Human beings who do not aim at being fully developed humans, who combine in their persons and lives male-female tasks, are incapable of effective leadership of communities of care centered on an ethic of respect for life. The bishops cannot and never will obtain buy-in for their life ethic until they begin to show that they themselves take the ethic of life seriously, in all its ramifications. As a start, they could begin to listen, for instance, as mothers listen carefully to their children, to hear the words inside the spoken words, the cries of the speaking heart hidden in the words.
One of the supremely ironic effects of the current papal regime’s call for a purge of gays in the priesthood and in seminaries is that this purge is likely to weed out precisely those men in ministry most competent at modeling the gender-complementarity that should be the goal of any balanced human psyche, and, in particular, of the psyche of any human being in ministry.

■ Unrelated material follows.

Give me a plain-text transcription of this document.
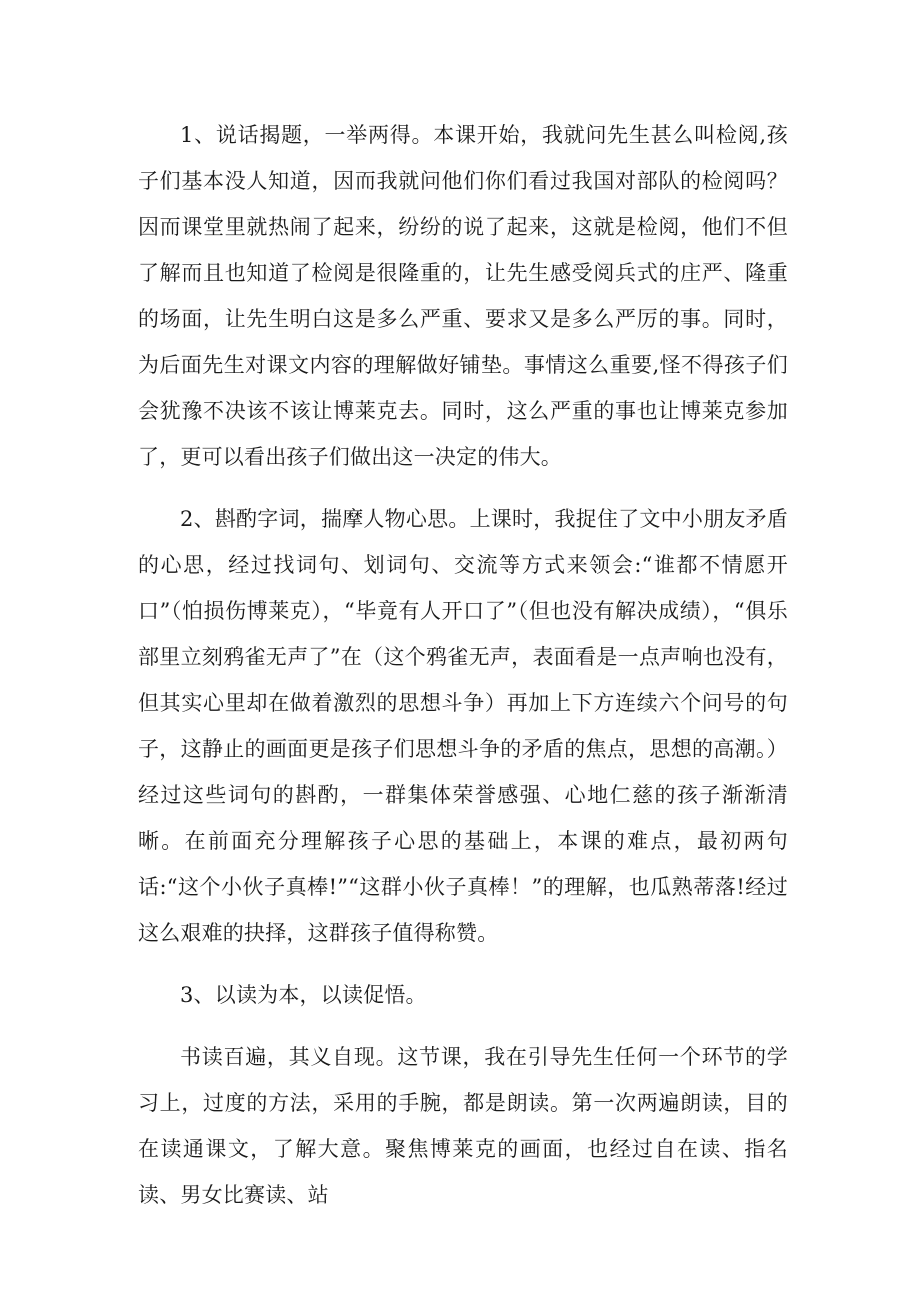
1、说话揭题，一举两得。本课开始，我就问先生甚么叫检阅,孩子们基本没人知道，因而我就问他们你们看过我国对部队的检阅吗？因而课堂里就热闹了起来，纷纷的说了起来，这就是检阅，他们不但了解而且也知道了检阅是很隆重的，让先生感受阅兵式的庄严、隆重的场面，让先生明白这是多么严重、要求又是多么严厉的事。同时，为后面先生对课文内容的理解做好铺垫。事情这么重要,怪不得孩子们会犹豫不决该不该让博莱克去。同时，这么严重的事也让博莱克参加了，更可以看出孩子们做出这一决定的伟大。

2、斟酌字词，揣摩人物心思。上课时，我捉住了文中小朋友矛盾的心思，经过找词句、划词句、交流等方式来领会:“谁都不情愿开口”（怕损伤博莱克），“毕竟有人开口了”（但也没有解决成绩），“俱乐部里立刻鸦雀无声了”在（这个鸦雀无声，表面看是一点声响也没有，但其实心里却在做着激烈的思想斗争）再加上下方连续六个问号的句子，这静止的画面更是孩子们思想斗争的矛盾的焦点，思想的高潮。）经过这些词句的斟酌，一群集体荣誉感强、心地仁慈的孩子渐渐清晰。在前面充分理解孩子心思的基础上，本课的难点，最初两句话:“这个小伙子真棒!”“这群小伙子真棒！”的理解，也瓜熟蒂落!经过这么艰难的抉择，这群孩子值得称赞。

3、以读为本，以读促悟。

书读百遍，其义自现。这节课，我在引导先生任何一个环节的学习上，过度的方法，采用的手腕，都是朗读。第一次两遍朗读，目的在读通课文，了解大意。聚焦博莱克的画面，也经过自在读、指名读、男女比赛读、站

The church’s current ugly, preposterous attempt to convince us that the only good priest is a manly man—a man modeling a macho, swaggering maleness that demeans women—will eventually starve the priesthood of candidates most gifted for pastoral ministry.
And it will also eventually undermine the church’s teaching about respect for life even more profoundly than it has already been undermined by a generation of bishops who have unthinkingly bought into the rhetoric of gender complementarity with its attendant presuppositions of the male's obligation to dominate and the female's calling to submit. If the bishops ever want to convince us that they really do respect life—all life, from cradle to grave—then they need to drop the act of the domineering papa and the gay-bashing that goes with that act, and act like good mothers for a change.